Aber vielleicht ist Ihr Übergehen der ursächlichen Schuldhaftigkeit gar kein Versehen, sondern drückt ein Familienverständnis aus, wonach Frauen die Familie und Mütterlichkeit der Maßstab des Humanen überhaupt sind. Dann wären Männer nur Abzugsbilder dieser Maßstäbe. Eine eigene Väterlichkeit, die grundverschieden von der Mütterlichkeit ist, gäbe es dann nicht mehr. Der qualitative Unterschied zwischen dem Mütterlichen und dem Väterlichen, der die Differenzierungsmatrix für die Entwicklung der kindlichen Persönlichkeit abgibt, wäre überflüssig. Diese Vorstellung gibt es mittlerweile als Theorie einer zweiten Feminisierung der Mütterlichkeit sowohl in Ihrer Partei wie bei Ihrem Koalitionspartner.

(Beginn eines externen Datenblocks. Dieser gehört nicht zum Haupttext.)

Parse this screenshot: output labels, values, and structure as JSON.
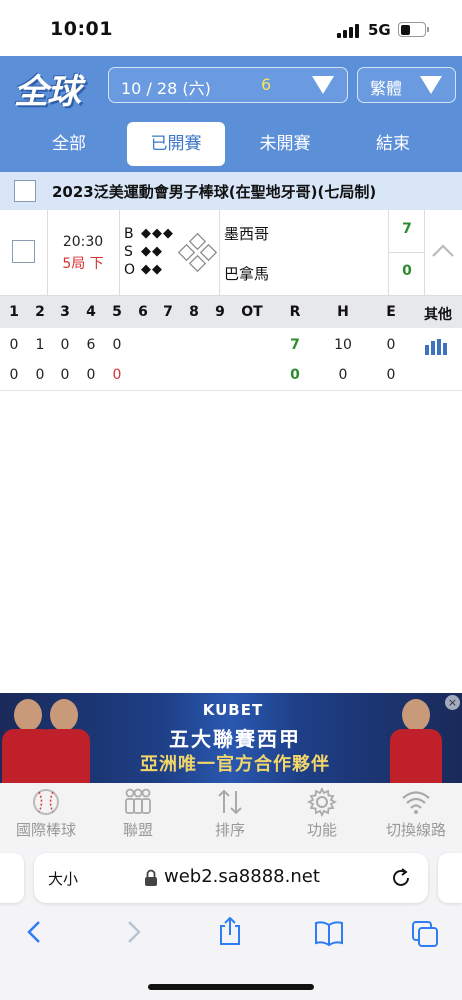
{
  "status": {
    "time": "10:01",
    "network": "5G"
  },
  "header": {
    "logo": "全球",
    "date": "10 / 28 (六)",
    "game_count": "6",
    "language": "繁體"
  },
  "tabs": [
    {
      "label": "全部",
      "active": false
    },
    {
      "label": "已開賽",
      "active": true
    },
    {
      "label": "未開賽",
      "active": false
    },
    {
      "label": "結束",
      "active": false
    }
  ],
  "league": {
    "name": "2023泛美運動會男子棒球(在聖地牙哥)(七局制)"
  },
  "game": {
    "time": "20:30",
    "inning": "5局 下",
    "bso": {
      "b": "B",
      "s": "S",
      "o": "O",
      "balls_dots": "◆◆◆",
      "strikes_dots": "◆◆",
      "outs_dots": "◆◆"
    },
    "home": {
      "name": "墨西哥",
      "score": "7"
    },
    "away": {
      "name": "巴拿馬",
      "score": "0"
    }
  },
  "linescore": {
    "headers": [
      "1",
      "2",
      "3",
      "4",
      "5",
      "6",
      "7",
      "8",
      "9",
      "OT",
      "R",
      "H",
      "E",
      "其他"
    ],
    "rows": [
      {
        "innings": [
          "0",
          "1",
          "0",
          "6",
          "0",
          "",
          "",
          "",
          "",
          ""
        ],
        "r": "7",
        "h": "10",
        "e": "0"
      },
      {
        "innings": [
          "0",
          "0",
          "0",
          "0",
          "0",
          "",
          "",
          "",
          "",
          ""
        ],
        "r": "0",
        "h": "0",
        "e": "0"
      }
    ]
  },
  "ad": {
    "brand": "KUBET",
    "line1": "五大聯賽西甲",
    "line2": "亞洲唯一官方合作夥伴"
  },
  "bottom_nav": [
    {
      "label": "國際棒球",
      "icon": "baseball-icon"
    },
    {
      "label": "聯盟",
      "icon": "league-icon"
    },
    {
      "label": "排序",
      "icon": "sort-icon"
    },
    {
      "label": "功能",
      "icon": "gear-icon"
    },
    {
      "label": "切換線路",
      "icon": "wifi-icon"
    }
  ],
  "browser": {
    "text_size": "大小",
    "url": "web2.sa8888.net"
  },
  "colors": {
    "header_blue": "#5b8fd8",
    "score_green": "#2e8b2e",
    "inning_red": "#d83030"
  }
}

Diesmal nicht als widriges und nachteilig gedeutetes Frauenschicksal, sondern als Ausgrenzung der Väter durch Familienpolitik. Das würde den väterfeindlichen Bias Ihrer Sicht als Teil eines geschlossenen Systems zukünftiger Familienpolitik erkennbar machen!

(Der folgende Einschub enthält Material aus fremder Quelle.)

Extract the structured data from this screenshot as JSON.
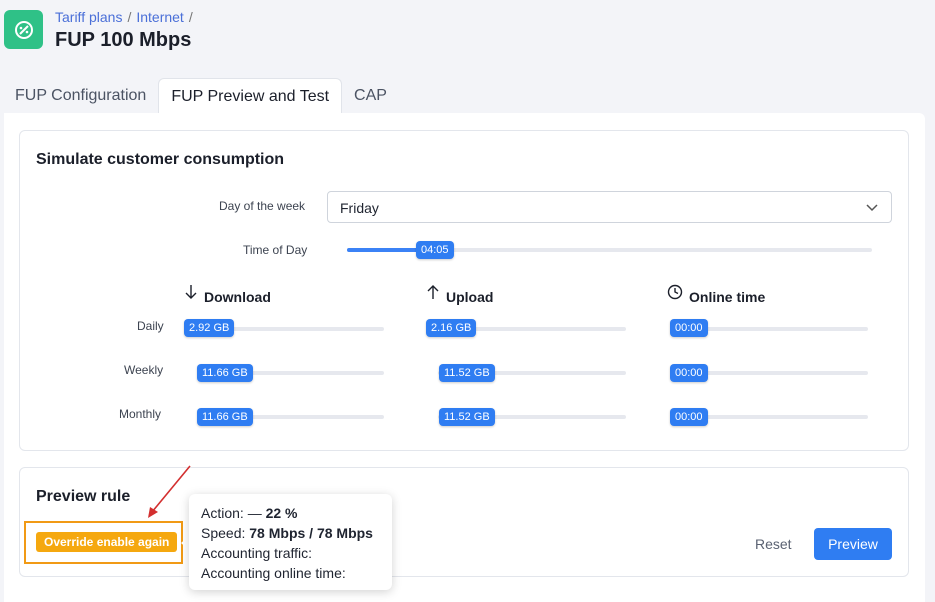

Der DNA-Code ist als organisch-biologisches Substrat Teil der gelieferten Individualität. Er ist aber nicht das Wertvollste, was der Mensch hat. Trotzdem gehört dieser Code geschützt. Nicht jedoch in jeder Situation und nicht um jeden Preis. Ich denke hier an die Abtreibungsregelung. Hier wird die Schutzwürdigkeit des Lebens, die in der Situation der einzigartigen Intimität von Frau und Kind während der Schwangerschaft gründet, aufgehoben, damit eine Tötung auf Wunsch der Frau möglich wird. Warum lassen wir diese Logik schützenswerter Intimität von Eltern und Kindern, die dem aufpassenden Staat Grenzen setzt, trotz der Unvergleichlichkeit ihrer Auswirkungen, nicht bei der DNAAnalyse ebenso gelten? Zumal die Selbstgewissheit des Kindes über seinen leiblichen Vater hier keineswegs schon gesichert ist, sondern vom zweifelnden Vater erst hergestellt wird, was ständig übersehen wird. Es ist der Vater, der durch seinen Versuch der Selbstvergewisserung zugleich die Ungewissheit seines Kindes ausräumt, indem er die Lebenslüge beendet. Dadurch wird es ebenso wenig zu einem Dammbruch gegenüber einem hohen Rechtsgut wie bei der streng umgrenzten Freigabe der Kindestötung durch Schwangerschaftsabbruch kommen. Es werden in beiden Fällen aber die Besonderheiten des Elternkindverhältnisses und seiner emotionalen Anforderungen geschützt.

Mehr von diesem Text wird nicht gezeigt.